Background: Pharmacogenetic testing can be used as a means to individualize a patient’s medical regimen in order to prevent future adverse drug events. Pharmacogenomics looks at individual genes and can predetermine a patient’s susceptibility to certain side effects of medications, as well as how efficacious a medication will be for that patient. Methotrexate has been shown to exhibit different responses based on the genetic expressions and variations of the genes SLC19A, SHMT, ABCB1, ATIC and MTHFR.
Objective: To determine the clinical relevance of pharamcogenetic testing for leukaemia patients treated with Methotrexate.
Method: A systematic review was conducted from September 2013-August 2015, primarily using the EMBASE and PubMed databases, identifying Cochrane reviews, controlled clinical trials, randomized control trials, meta-analyses and systematic reviews. Search terms that were initially included were the name of the genes individually (SLC19A, SHMT, ABCB1, ATIC and MTHFR), methotrexate, and leukemia. The results were further limited to English and those conducted on humans. Two reviewers extracted data and evaluated pertinent studies. A total of 82 articles were found, but were then narrowed down to 34 articles. The 34 articles were graded with the JADAD scale, with scores ranging from of 0-5 points. They were then evaluated for clinical relevance, and were reduced to 10 articles to be analysed for the purpose of the study.
Results: Of the 34 article graded, 26 articles had a score of 0 points.

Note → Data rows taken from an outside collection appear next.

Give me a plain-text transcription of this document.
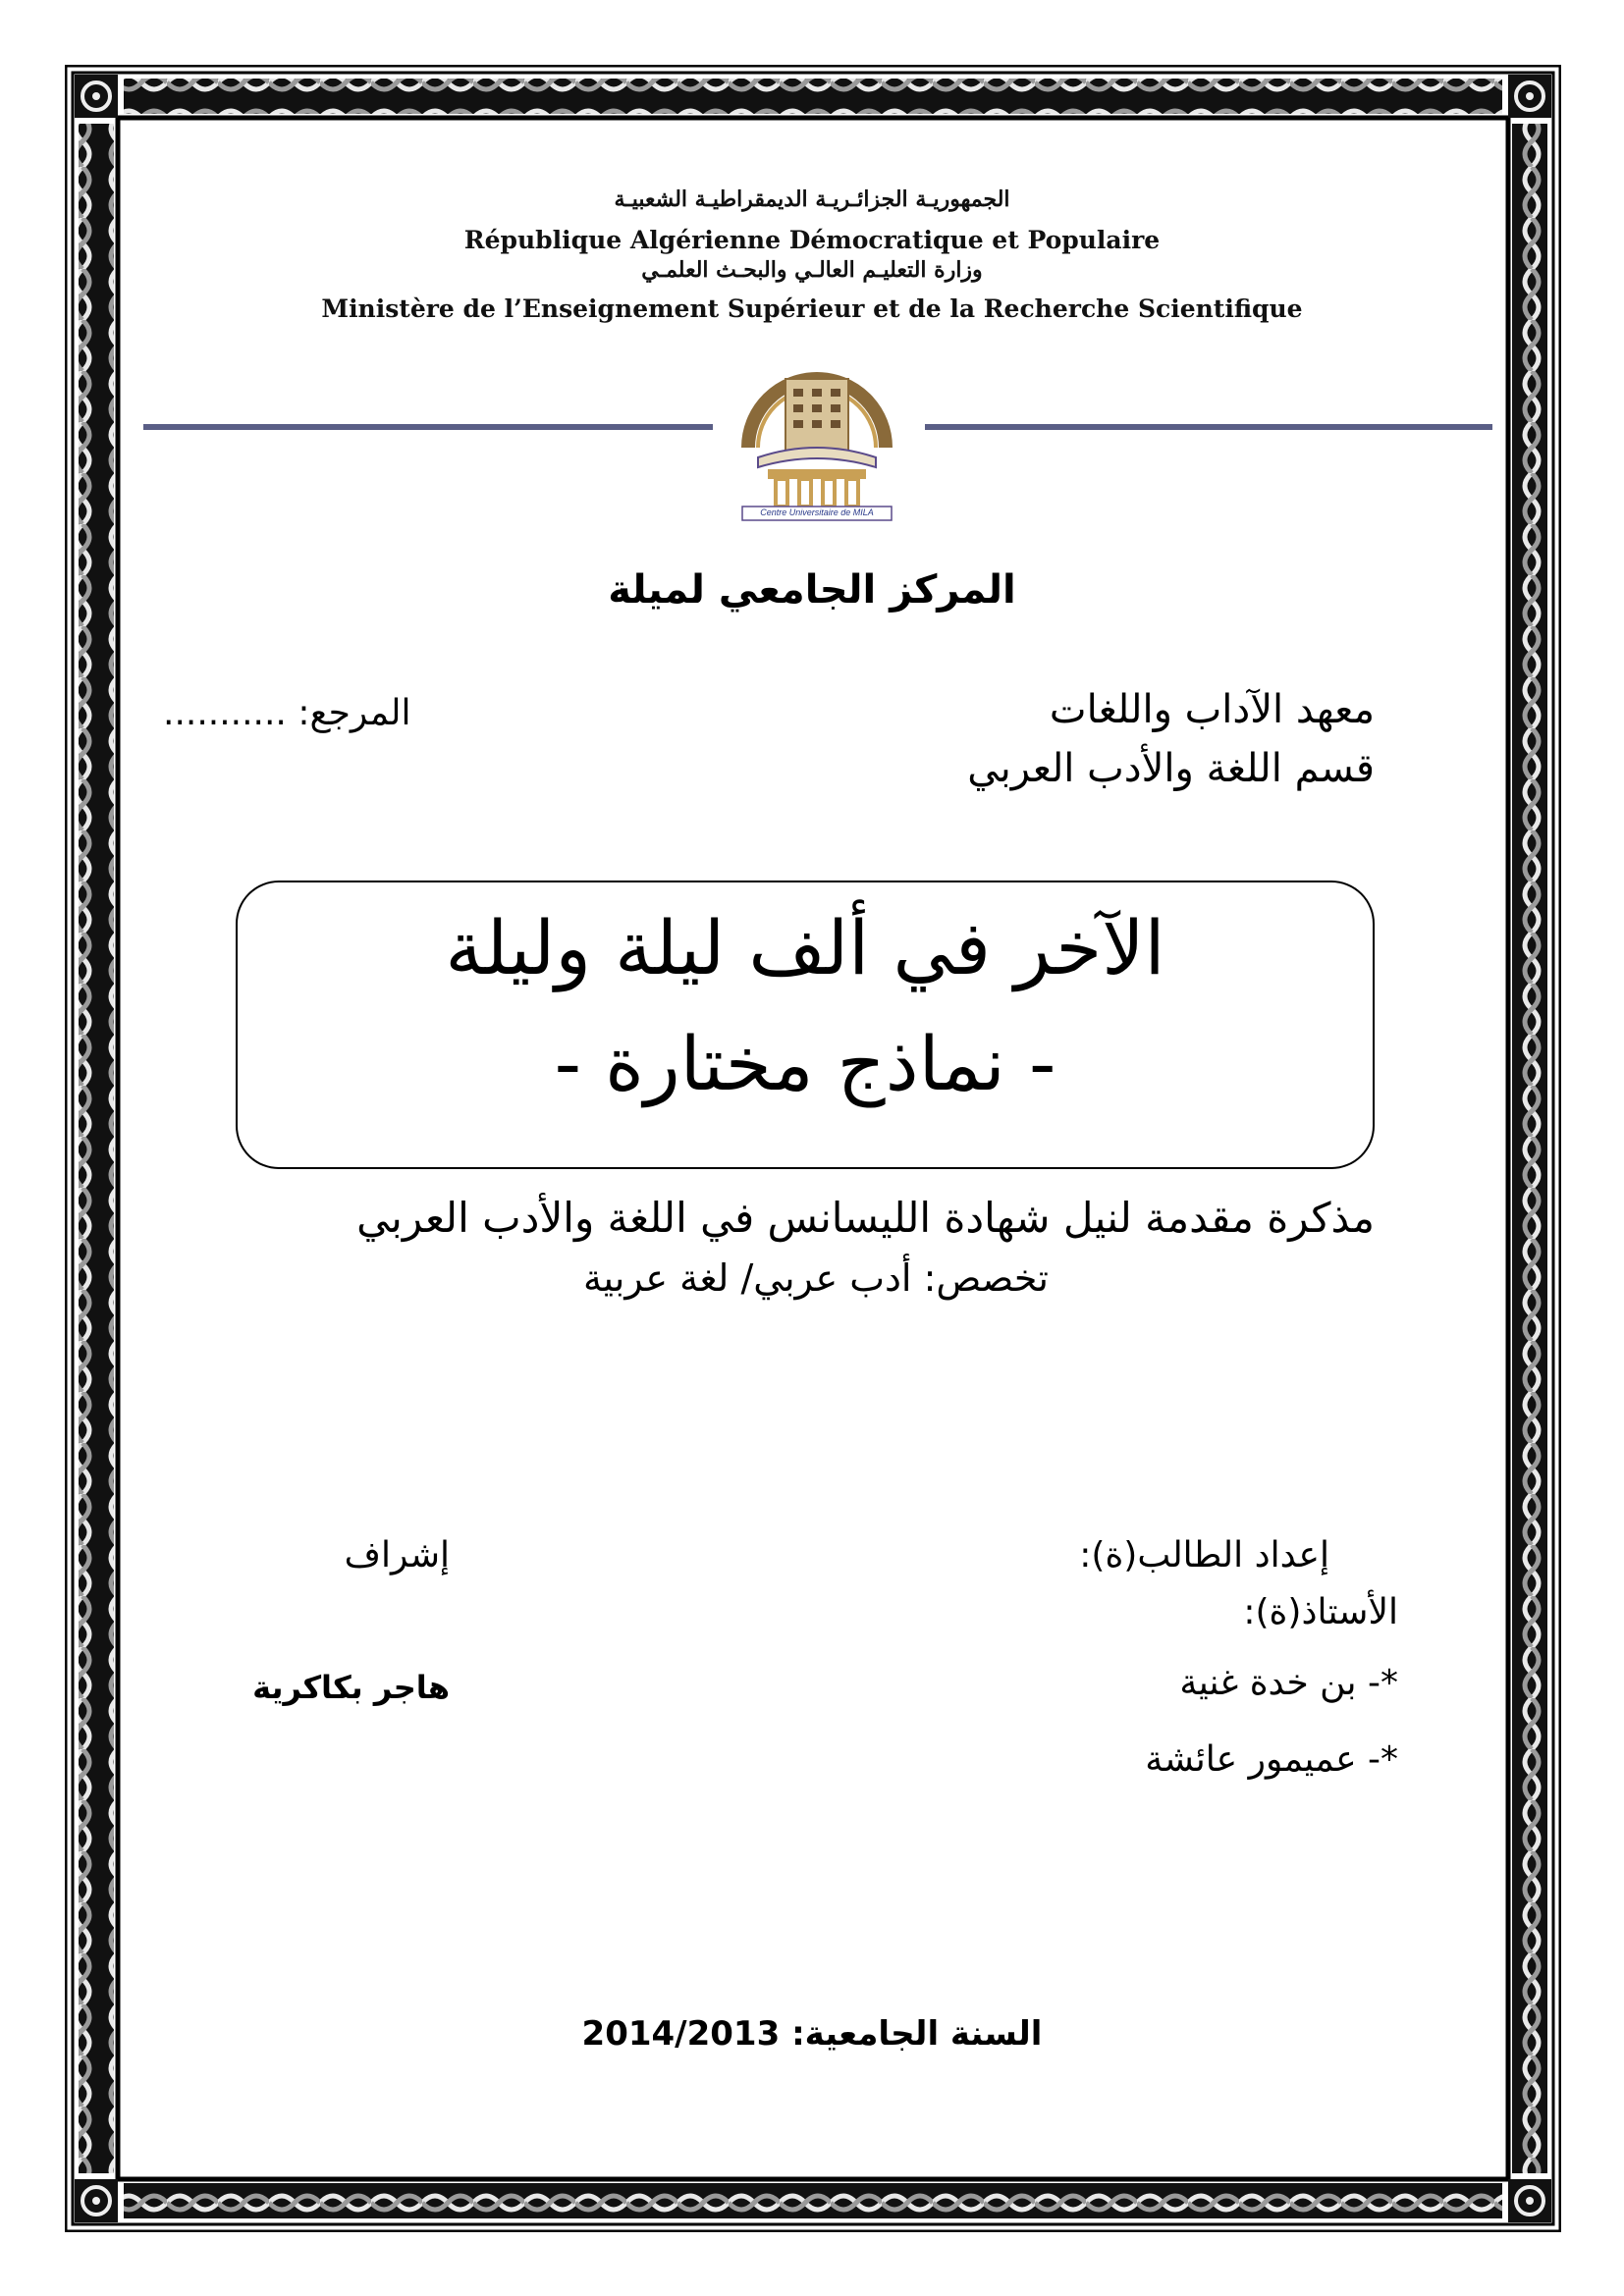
الجمهوريـة الجزائـريـة الديمقراطيـة الشعبيـة
République Algérienne Démocratique et Populaire
وزارة التعليـم العالـي والبحـث العلمـي
Ministère de l’Enseignement Supérieur et de la Recherche Scientifique
Centre Universitaire de MILA
المركز الجامعي لميلة
معهد الآداب واللغات
قسم اللغة والأدب العربي
المرجع: ...........
الآخر في ألف ليلة وليلة
- نماذج مختارة -
مذكرة مقدمة لنيل شهادة الليسانس في اللغة والأدب العربي
تخصص: أدب عربي/ لغة عربية
إعداد الطالب(ة):
الأستاذ(ة):
*- بن خدة غنية
*- عميمور عائشة
إشراف
هاجر بكاكرية
السنة الجامعية: 2014/2013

Conclusion: Although there is significant evidence of an association between the clinical effects of methotrexate in leukemia patients and these genes, based on their JADAD scores, there appears to be a lack of high evidence clinical studies. None of the article found included randomized controlled trials, despite compelling evidence indicating a need for these high quality studies in order to administer methotrexate to patients in a safer manner.